= 16VSB =

Type of vestigial sideband modulation

16VSB is an abbreviation for 16-level vestigial sideband modulation, capable of transmitting four bits (2^{4}=16) at a time.

==How it works==
Other slower but more rugged forms of VSB include 2VSB, 4VSB, and 8VSB. 16VSB is capable of twice the data capacity of 8VSB; while 8VSB delivers 19.39 Mbit/s (Megabits per second) in a 6-MHz television channel, 16VSB could deliver 38.78 Mbit/s, while making the sacrifice of being more prone to transmission error.

==History==
While 8VSB is the ATSC digital broadcast modulation format, 16VSB was planned for cable distribution. 16VSB is about twice as susceptible to noise, therefore less suitable than 8VSB for broadcast, but well suited to the signal-to-noise ratio of hybrid fiber-coax distribution, allowing twice as much programming in a 6-MHz channel.
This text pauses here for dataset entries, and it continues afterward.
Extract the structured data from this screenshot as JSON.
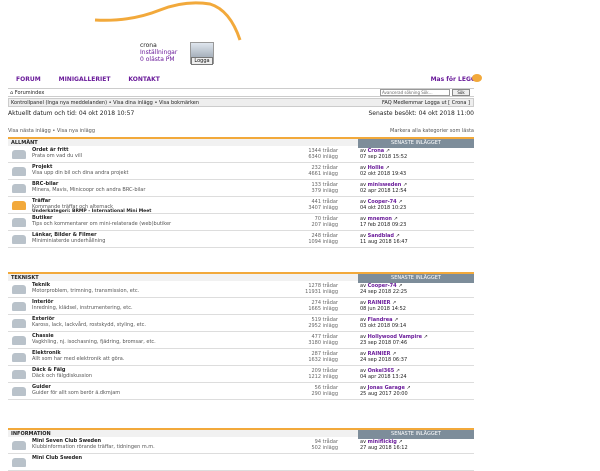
{
  "colors": {
    "accent": "#f2a93b",
    "link": "#6a1b9a",
    "latest_bg": "#7d8d9a"
  },
  "user": {
    "name": "crona",
    "settings": "Inställningar",
    "pm": "0 olästa PM",
    "logout": "Logga"
  },
  "nav": {
    "forum": "FORUM",
    "gallery": "MINIGALLERIET",
    "contact": "KONTAKT",
    "brand": "Mas för LEGO"
  },
  "search": {
    "label": "Forumindex",
    "placeholder": "Avancerad sökning Sök…",
    "button": "Sök"
  },
  "breadcrumb": "Kontrollpanel (Inga nya meddelanden) • Visa dina inlägg • Visa bokmärken",
  "quicklinks": "FAQ  Medlemmar  Logga ut [ Crona ]",
  "dates": {
    "current": "Aktuellt datum och tid: 04 okt 2018 10:57",
    "last_visit": "Senaste besökt: 04 okt 2018 11:00"
  },
  "links": {
    "left": "Visa nästa inlägg • Visa nya inlägg",
    "right": "Markera alla kategorier som lästa"
  },
  "latest_label": "SENASTE INLÄGGET",
  "sections": [
    {
      "name": "ALLMÄNT",
      "forums": [
        {
          "title": "Ordet är fritt",
          "desc": "Prata om vad du vill",
          "sub": "",
          "topics": "1344 trådar",
          "posts": "6340 inlägg",
          "by": "Crona",
          "date": "07 sep 2018 15:52",
          "hot": false
        },
        {
          "title": "Projekt",
          "desc": "Visa upp din bil och dina andra projekt",
          "sub": "",
          "topics": "232 trådar",
          "posts": "4661 inlägg",
          "by": "Hollie",
          "date": "02 okt 2018 19:43",
          "hot": false
        },
        {
          "title": "BRC-bilar",
          "desc": "Minera, Mavis, Minicoopr och andra BRC-bilar",
          "sub": "",
          "topics": "133 trådar",
          "posts": "379 inlägg",
          "by": "minisweden",
          "date": "02 apr 2018 12:54",
          "hot": false
        },
        {
          "title": "Träffar",
          "desc": "Kommande träffar och alternack",
          "sub": "Underkategori: BRMP - International Mini Meet",
          "topics": "441 trådar",
          "posts": "3407 inlägg",
          "by": "Cooper-74",
          "date": "04 okt 2018 10:23",
          "hot": true
        },
        {
          "title": "Butiker",
          "desc": "Tips och kommentarer om mini-relaterade (web)butiker",
          "sub": "",
          "topics": "70 trådar",
          "posts": "207 inlägg",
          "by": "mnemon",
          "date": "17 feb 2018 09:23",
          "hot": false
        },
        {
          "title": "Länkar, Bilder & Filmer",
          "desc": "Miniminiaterde underhållning",
          "sub": "",
          "topics": "248 trådar",
          "posts": "1094 inlägg",
          "by": "Sandblad",
          "date": "11 aug 2018 16:47",
          "hot": false
        }
      ]
    },
    {
      "name": "TEKNISKT",
      "forums": [
        {
          "title": "Teknik",
          "desc": "Motorproblem, trimning, transmission, etc.",
          "sub": "",
          "topics": "1278 trådar",
          "posts": "11931 inlägg",
          "by": "Cooper-74",
          "date": "24 sep 2018 22:25",
          "hot": false
        },
        {
          "title": "Interiör",
          "desc": "Inredning, klädsel, instrumentering, etc.",
          "sub": "",
          "topics": "274 trådar",
          "posts": "1665 inlägg",
          "by": "RAINIER",
          "date": "08 jun 2018 14:52",
          "hot": false
        },
        {
          "title": "Exteriör",
          "desc": "Kaross, lack, lackvård, rostskydd, styling, etc.",
          "sub": "",
          "topics": "519 trådar",
          "posts": "2952 inlägg",
          "by": "Flandrea",
          "date": "03 okt 2018 09:14",
          "hot": false
        },
        {
          "title": "Chassie",
          "desc": "Vagkhling, nj. isochasning, fjädring, bromsar, etc.",
          "sub": "",
          "topics": "477 trådar",
          "posts": "3180 inlägg",
          "by": "Hollywood Vampire",
          "date": "23 sep 2018 07:46",
          "hot": false
        },
        {
          "title": "Elektronik",
          "desc": "Allt som har med elektronik att göra.",
          "sub": "",
          "topics": "287 trådar",
          "posts": "1632 inlägg",
          "by": "RAINIER",
          "date": "24 sep 2018 06:37",
          "hot": false
        },
        {
          "title": "Däck & Fälg",
          "desc": "Däck och fälgdiskussion",
          "sub": "",
          "topics": "209 trådar",
          "posts": "1212 inlägg",
          "by": "Onkel365",
          "date": "04 apr 2018 13:24",
          "hot": false
        },
        {
          "title": "Guider",
          "desc": "Guider för allt som berör ä.dkmjam",
          "sub": "",
          "topics": "56 trådar",
          "posts": "290 inlägg",
          "by": "Jonas Garage",
          "date": "25 aug 2017 20:00",
          "hot": false
        }
      ]
    },
    {
      "name": "INFORMATION",
      "forums": [
        {
          "title": "Mini Seven Club Sweden",
          "desc": "Klubbinformation rörande träffar, tidningen m.m.",
          "sub": "",
          "topics": "94 trådar",
          "posts": "502 inlägg",
          "by": "miniflickig",
          "date": "27 aug 2018 16:12",
          "hot": false
        },
        {
          "title": "Mini Club Sweden",
          "desc": "",
          "sub": "",
          "topics": "",
          "posts": "",
          "by": "",
          "date": "",
          "hot": false
        }
      ]
    }
  ]
}
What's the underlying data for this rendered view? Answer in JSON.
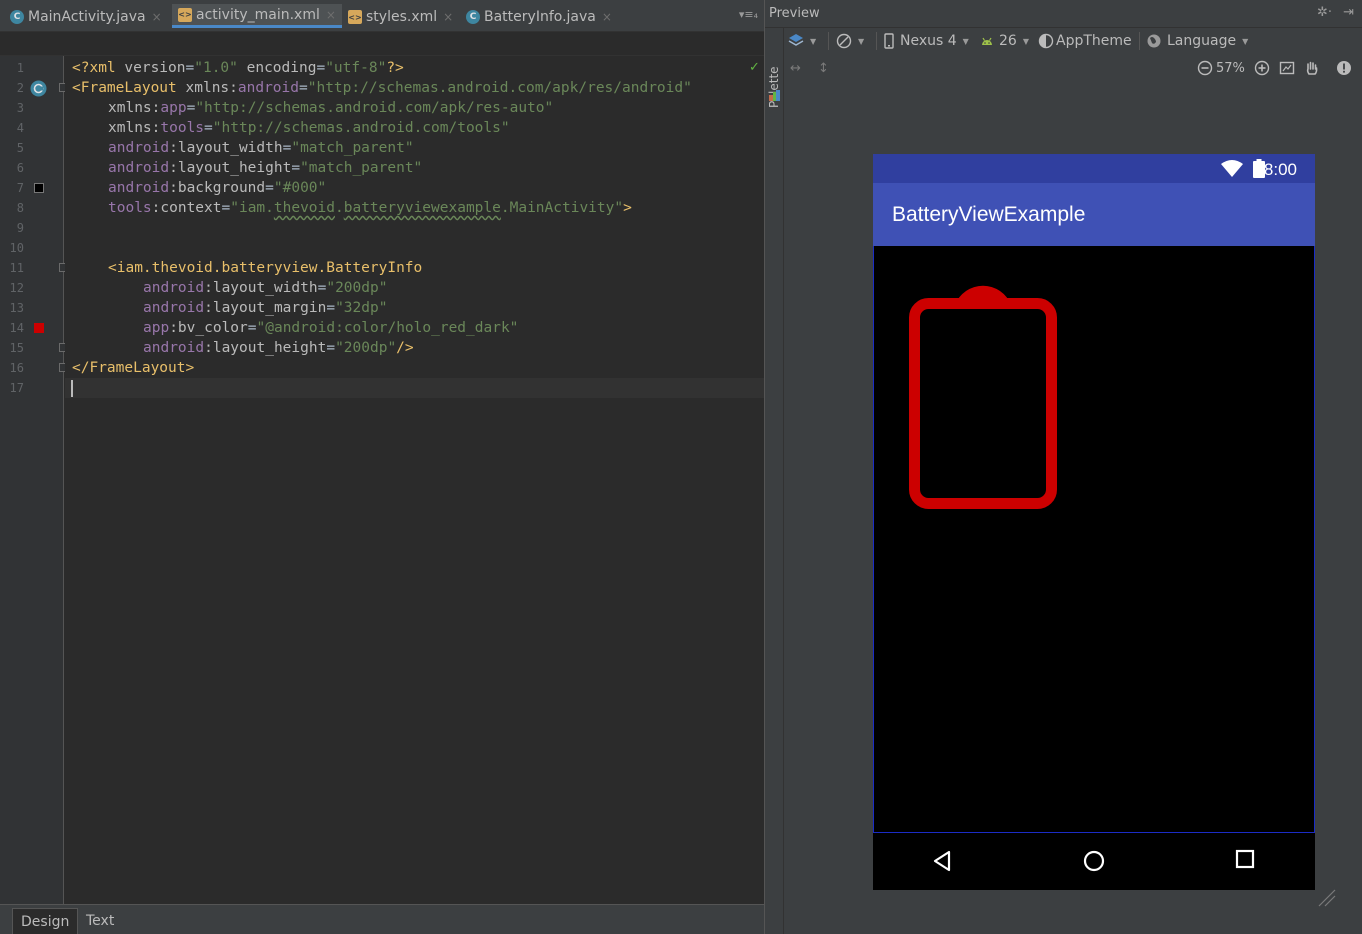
{
  "editor": {
    "tabs": [
      {
        "label": "MainActivity.java",
        "icon": "class-file-icon",
        "active": false
      },
      {
        "label": "activity_main.xml",
        "icon": "xml-file-icon",
        "active": true
      },
      {
        "label": "styles.xml",
        "icon": "xml-file-icon",
        "active": false
      },
      {
        "label": "BatteryInfo.java",
        "icon": "class-file-icon",
        "active": false
      }
    ],
    "tab_overflow": "▾≡₄",
    "line_numbers": [
      "1",
      "2",
      "3",
      "4",
      "5",
      "6",
      "7",
      "8",
      "9",
      "10",
      "11",
      "12",
      "13",
      "14",
      "15",
      "16",
      "17"
    ],
    "code": {
      "l1": {
        "open": "<?xml ",
        "a1": "version",
        "eq1": "=",
        "s1": "\"1.0\"",
        "a2": " encoding",
        "eq2": "=",
        "s2": "\"utf-8\"",
        "close": "?>"
      },
      "l2": {
        "tag": "<FrameLayout ",
        "attr": "xmlns:",
        "ns": "android",
        "eq": "=",
        "str": "\"http://schemas.android.com/apk/res/android\""
      },
      "l3": {
        "attr": "xmlns:",
        "ns": "app",
        "eq": "=",
        "str": "\"http://schemas.android.com/apk/res-auto\""
      },
      "l4": {
        "attr": "xmlns:",
        "ns": "tools",
        "eq": "=",
        "str": "\"http://schemas.android.com/tools\""
      },
      "l5": {
        "ns": "android",
        "attr": ":layout_width",
        "eq": "=",
        "str": "\"match_parent\""
      },
      "l6": {
        "ns": "android",
        "attr": ":layout_height",
        "eq": "=",
        "str": "\"match_parent\""
      },
      "l7": {
        "ns": "android",
        "attr": ":background",
        "eq": "=",
        "str": "\"#000\""
      },
      "l8": {
        "ns": "tools",
        "attr": ":context",
        "eq": "=",
        "str_a": "\"iam.",
        "str_b": "thevoid",
        "str_c": ".",
        "str_d": "batteryviewexample",
        "str_e": ".MainActivity\"",
        "close": ">"
      },
      "l11": {
        "tag": "<iam.thevoid.batteryview.BatteryInfo"
      },
      "l12": {
        "ns": "android",
        "attr": ":layout_width",
        "eq": "=",
        "str": "\"200dp\""
      },
      "l13": {
        "ns": "android",
        "attr": ":layout_margin",
        "eq": "=",
        "str": "\"32dp\""
      },
      "l14": {
        "ns": "app",
        "attr": ":bv_color",
        "eq": "=",
        "str": "\"@android:color/holo_red_dark\""
      },
      "l15": {
        "ns": "android",
        "attr": ":layout_height",
        "eq": "=",
        "str": "\"200dp\"",
        "close": "/>"
      },
      "l16": {
        "tag": "</FrameLayout>"
      }
    },
    "gutter_colors": {
      "line7": "#000000",
      "line14": "#cc0000"
    },
    "bottom_tabs": [
      {
        "label": "Design",
        "active": true
      },
      {
        "label": "Text",
        "active": false
      }
    ]
  },
  "preview": {
    "title": "Preview",
    "settings_glyph": "✲·",
    "hide_glyph": "⇥",
    "palette_label": "Palette",
    "toolbar": {
      "device": "Nexus 4",
      "api": "26",
      "theme": "AppTheme",
      "language": "Language",
      "zoom": "57%"
    },
    "device": {
      "time": "8:00",
      "app_title": "BatteryViewExample",
      "status_bar_color": "#303f9f",
      "app_bar_color": "#3f51b5",
      "battery_color": "#cc0000",
      "background": "#000000"
    }
  }
}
==Technological obsolescence==
As of 2007, a majority of cable companies have chosen to extend their existing quadrature amplitude modulation-based systems to carry digital television rather than adopting any form of VSB. It is probable that 16VSB has been replaced by Digital Transmission Standard For Cable Television a cable standard that defines 64QAM and 256QAM transmission for digital cable.